Thousands of motorcyclists from around the country roared into Washington, D.C., Thursday as part of the annual "2 Million Bikers to DC" ride.
The ride and a subsequent rally honor the victims, survivors and first responders of the Sept. 11, 2001, terrorist attacks, as well as members of the armed forces who have sacrificed themselves for the United States.
Early Thursday, bikers gathered in the suburbs before leaving for the District, creating a thunderous rolling convoy on blocked-off routes. They began reaching the National Mall around 11:30 a.m. for an honor rally on the National Mall, which began at 2 p.m. and will end at 8 p.m.
The rally is free and open to the public, who can find it between 12th and 14th streets and Madison and Jefferson drives.
"Builds me up," said one motorcyclist at the staging area in Fort Washington, Maryland before leaving for the ride. "Well worth the trip."
Another rider, Vietnam veteran Tom Secor, bought his Honda motorcycle just two weeks ago and rode in from Wisconsin. He said he had "the honor of being part of this group and being just one of thousands of riders that will be here that are honoring those that are no longer with us."
Red, white and blue was on display everywhere -- even on a set of high-heeled boots worn by Amy White.
"I skipped chemo to be here today," she said. "I'm dying of lupus, but I'll rock and roll until I can't go no more."
Before revving up for their ride, each motorcyclist received a name tag displaying the name of at least one person who perished on 9/11. Rider Rebecca Harris of Indiana received the name tag of Edward Calderon.
"God bless him. I mean, it's hard to -- you're going to get us emotional now," Harris said as she teared up. "But God bless him. I don't even know who they are." She reconsidered, then said, "I do know who they are. Right here." Harris touched her hand to her heart.
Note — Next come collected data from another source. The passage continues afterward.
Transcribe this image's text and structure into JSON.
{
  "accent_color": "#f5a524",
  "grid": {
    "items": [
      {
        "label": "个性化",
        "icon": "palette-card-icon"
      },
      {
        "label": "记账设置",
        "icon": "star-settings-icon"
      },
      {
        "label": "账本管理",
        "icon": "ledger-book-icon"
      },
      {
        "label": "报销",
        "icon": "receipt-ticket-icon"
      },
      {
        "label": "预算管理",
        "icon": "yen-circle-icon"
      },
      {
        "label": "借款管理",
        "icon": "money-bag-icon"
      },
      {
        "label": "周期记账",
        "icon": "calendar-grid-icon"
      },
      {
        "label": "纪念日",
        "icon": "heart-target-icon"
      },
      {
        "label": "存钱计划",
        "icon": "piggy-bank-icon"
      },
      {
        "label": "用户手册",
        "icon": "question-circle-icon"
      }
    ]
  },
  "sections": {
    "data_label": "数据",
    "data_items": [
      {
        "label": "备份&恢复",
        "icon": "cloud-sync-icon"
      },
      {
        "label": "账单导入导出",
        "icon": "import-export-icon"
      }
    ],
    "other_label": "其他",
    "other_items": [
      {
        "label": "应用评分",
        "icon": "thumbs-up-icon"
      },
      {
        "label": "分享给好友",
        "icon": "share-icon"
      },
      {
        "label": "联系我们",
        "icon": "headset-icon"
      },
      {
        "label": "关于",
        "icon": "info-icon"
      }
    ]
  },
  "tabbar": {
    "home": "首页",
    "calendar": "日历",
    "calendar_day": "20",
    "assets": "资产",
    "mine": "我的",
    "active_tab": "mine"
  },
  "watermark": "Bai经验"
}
Around 10:45 a.m., motorcyclists began rolling out from Fort Washington Harley-Davidson along the blocked-off streets heading into the District.
Other riders left from staging areas at Battley Harley-Davidson in Gaithersburg, Maryland; Coleman Power Sports in Falls Church, Virginia, and Patriot Harley-Davidson of Fairfax, Virginia.
Prince George's County Police warned drivers about the riders from Fort Washington. There were some temporary road closures for safety reasons.